Países da União Europeia não formaram a maioria dos votos para prorrogar a autorização de uso do herbicida glifosato, cuja vigência vence no fim deste ano.
As nações do bloco têm dúvidas sobre manter a aplicação do químico nas lavouras até dezembro de 2033. Uma parte defende que o glifosato é seguro e essencial para o controle de plantas invasoras na atividade agrícola. A outra alega que o produto faz mal à biodiversidade e à saúde humana.
O fato de não haver consenso até o momento levantou o questionamento, por parte do agronegócio global, sobre a disponibilidade do herbicida mais utilizado no mundo para a próxima década.

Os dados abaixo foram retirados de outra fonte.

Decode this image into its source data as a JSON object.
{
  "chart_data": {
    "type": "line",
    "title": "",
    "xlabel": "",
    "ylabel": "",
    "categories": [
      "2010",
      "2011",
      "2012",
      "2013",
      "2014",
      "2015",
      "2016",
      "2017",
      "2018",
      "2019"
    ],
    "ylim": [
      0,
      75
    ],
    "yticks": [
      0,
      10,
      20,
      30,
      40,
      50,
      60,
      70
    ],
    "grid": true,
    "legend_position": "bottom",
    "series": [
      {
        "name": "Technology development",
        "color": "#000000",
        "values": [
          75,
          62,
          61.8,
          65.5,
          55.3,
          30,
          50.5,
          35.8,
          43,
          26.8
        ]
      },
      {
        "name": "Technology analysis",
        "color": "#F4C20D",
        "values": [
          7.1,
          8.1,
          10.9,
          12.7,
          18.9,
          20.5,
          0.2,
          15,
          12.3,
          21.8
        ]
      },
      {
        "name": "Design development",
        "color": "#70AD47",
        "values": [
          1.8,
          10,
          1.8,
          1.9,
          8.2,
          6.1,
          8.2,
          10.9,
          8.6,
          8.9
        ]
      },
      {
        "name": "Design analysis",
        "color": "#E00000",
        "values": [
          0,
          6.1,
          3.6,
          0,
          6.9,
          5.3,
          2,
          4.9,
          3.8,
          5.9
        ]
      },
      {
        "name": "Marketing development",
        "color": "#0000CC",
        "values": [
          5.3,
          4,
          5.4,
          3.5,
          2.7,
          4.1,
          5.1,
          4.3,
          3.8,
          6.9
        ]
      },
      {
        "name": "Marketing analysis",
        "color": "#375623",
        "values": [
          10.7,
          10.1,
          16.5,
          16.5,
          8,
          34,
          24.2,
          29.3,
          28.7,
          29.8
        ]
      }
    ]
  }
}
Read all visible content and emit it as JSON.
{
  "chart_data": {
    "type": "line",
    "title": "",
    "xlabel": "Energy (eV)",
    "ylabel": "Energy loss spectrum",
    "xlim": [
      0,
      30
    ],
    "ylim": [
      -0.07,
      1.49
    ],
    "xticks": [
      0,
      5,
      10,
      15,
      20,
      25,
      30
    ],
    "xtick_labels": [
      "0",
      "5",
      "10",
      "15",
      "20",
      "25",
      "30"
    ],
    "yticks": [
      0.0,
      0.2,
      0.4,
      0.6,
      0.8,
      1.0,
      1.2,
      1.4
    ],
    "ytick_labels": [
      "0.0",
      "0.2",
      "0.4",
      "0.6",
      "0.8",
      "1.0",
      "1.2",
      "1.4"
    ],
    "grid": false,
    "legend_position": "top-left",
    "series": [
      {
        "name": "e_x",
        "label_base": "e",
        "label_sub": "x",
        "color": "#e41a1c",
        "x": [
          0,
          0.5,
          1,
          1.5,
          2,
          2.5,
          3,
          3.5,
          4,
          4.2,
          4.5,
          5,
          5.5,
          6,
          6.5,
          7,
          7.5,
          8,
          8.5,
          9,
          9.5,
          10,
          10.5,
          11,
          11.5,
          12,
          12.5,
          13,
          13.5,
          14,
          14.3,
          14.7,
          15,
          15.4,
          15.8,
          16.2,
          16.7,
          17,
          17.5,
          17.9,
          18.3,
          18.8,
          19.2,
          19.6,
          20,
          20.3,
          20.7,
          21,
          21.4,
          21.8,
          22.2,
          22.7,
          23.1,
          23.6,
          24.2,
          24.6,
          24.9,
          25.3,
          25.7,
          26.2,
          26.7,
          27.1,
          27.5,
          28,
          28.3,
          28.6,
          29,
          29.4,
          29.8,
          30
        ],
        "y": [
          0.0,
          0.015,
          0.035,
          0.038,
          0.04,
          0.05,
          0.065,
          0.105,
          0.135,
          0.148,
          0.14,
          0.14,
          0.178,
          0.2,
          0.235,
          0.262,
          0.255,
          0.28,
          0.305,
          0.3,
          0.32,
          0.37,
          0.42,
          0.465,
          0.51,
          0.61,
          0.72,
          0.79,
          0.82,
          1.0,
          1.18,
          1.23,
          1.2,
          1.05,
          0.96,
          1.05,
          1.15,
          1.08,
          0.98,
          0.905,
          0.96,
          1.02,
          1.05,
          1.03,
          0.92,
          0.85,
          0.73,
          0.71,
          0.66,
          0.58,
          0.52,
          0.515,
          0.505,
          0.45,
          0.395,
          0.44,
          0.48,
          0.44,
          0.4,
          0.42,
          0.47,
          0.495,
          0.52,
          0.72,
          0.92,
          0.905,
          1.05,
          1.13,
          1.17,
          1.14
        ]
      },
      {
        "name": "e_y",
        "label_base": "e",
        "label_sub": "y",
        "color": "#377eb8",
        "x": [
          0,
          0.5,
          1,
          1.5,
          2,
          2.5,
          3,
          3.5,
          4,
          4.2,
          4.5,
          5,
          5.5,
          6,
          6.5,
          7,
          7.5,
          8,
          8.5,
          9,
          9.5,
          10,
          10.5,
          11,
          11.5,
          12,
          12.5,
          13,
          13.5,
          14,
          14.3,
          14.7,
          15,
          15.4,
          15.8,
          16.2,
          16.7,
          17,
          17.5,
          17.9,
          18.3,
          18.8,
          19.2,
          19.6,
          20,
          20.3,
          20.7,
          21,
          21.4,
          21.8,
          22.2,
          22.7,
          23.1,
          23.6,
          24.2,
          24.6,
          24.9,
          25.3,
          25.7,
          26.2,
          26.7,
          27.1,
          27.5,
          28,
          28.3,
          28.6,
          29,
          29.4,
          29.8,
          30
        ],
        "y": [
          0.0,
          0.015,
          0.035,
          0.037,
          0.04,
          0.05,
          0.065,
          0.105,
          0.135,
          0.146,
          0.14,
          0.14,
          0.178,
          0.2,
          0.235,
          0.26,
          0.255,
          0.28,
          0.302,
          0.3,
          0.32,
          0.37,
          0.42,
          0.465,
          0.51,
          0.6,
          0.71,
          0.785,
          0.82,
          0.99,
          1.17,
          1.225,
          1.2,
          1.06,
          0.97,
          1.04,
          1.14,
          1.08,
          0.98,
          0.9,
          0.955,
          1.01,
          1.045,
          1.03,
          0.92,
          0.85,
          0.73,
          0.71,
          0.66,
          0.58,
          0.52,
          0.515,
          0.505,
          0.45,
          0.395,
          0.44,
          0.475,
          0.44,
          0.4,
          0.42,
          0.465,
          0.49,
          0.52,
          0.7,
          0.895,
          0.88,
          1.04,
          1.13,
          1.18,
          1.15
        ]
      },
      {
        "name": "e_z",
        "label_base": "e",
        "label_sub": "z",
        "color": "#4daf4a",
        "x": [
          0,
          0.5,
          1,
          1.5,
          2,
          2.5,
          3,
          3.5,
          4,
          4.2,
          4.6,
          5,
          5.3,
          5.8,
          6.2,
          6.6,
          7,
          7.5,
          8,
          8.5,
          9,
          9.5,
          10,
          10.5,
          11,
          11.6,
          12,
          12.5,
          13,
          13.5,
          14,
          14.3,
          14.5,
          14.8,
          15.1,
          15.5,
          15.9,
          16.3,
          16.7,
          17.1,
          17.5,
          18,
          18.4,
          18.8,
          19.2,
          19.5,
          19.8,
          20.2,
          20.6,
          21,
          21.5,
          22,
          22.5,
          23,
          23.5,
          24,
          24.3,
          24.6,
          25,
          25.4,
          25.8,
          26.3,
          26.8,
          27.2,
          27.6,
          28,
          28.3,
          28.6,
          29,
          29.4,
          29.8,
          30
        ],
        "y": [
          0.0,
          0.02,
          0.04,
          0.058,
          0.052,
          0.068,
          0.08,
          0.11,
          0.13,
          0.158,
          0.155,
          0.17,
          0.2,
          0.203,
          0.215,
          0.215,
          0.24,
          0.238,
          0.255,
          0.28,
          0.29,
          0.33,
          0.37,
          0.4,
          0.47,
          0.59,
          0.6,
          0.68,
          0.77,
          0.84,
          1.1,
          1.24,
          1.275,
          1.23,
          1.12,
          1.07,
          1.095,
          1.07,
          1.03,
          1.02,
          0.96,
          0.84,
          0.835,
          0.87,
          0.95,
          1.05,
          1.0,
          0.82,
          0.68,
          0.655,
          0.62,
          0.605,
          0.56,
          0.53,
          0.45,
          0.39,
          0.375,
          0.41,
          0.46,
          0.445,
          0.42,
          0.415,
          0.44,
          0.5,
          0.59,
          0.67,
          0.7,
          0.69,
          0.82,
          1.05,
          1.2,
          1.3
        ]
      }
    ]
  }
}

Por causa da relevância do setor agropecuário, o Brasil é um dos países que mais utiliza o produto químico. Por isso, Eduardo Leão, presidente da CropLife Brasil, afirma que a dúvida que paira sobre a prorrogação do glifosato pode ter consequência direta à agricultura nacional.
Neste sentido, ele defende que o debate considere as especificidades de cada região, sendo o Brasil um país tropical, com mais incidência de pragas e doenças e sem o frio dos países temperados para quebrar este ciclo.
“O que nos preocupa é quando se deixa de colocar a ciência como base para essas decisões. A gente defende que continuem as análises científicas, rigorosas, dos impactos dos produtos para a saúde e o meio ambiente, mas adaptado às nossas condições. O Brasil precisa continuar trabalhando com seus modelos de regulação”, afirma Leão.
Se não o glifosato, qual herbicida?
Esta utilização quase unânime para a produção agrícola global tem uma explicação, segundo Caio Carbonari, vice-diretor de Faculdade de Ciências Agronômicas da UNESP. “Hoje não existe no mercado um substituto direto com eficácia e índices seguros de toxicidade como o glifosato. Então, a questão é qual a alternativa, se o glifosato ficar proibido?”, diz.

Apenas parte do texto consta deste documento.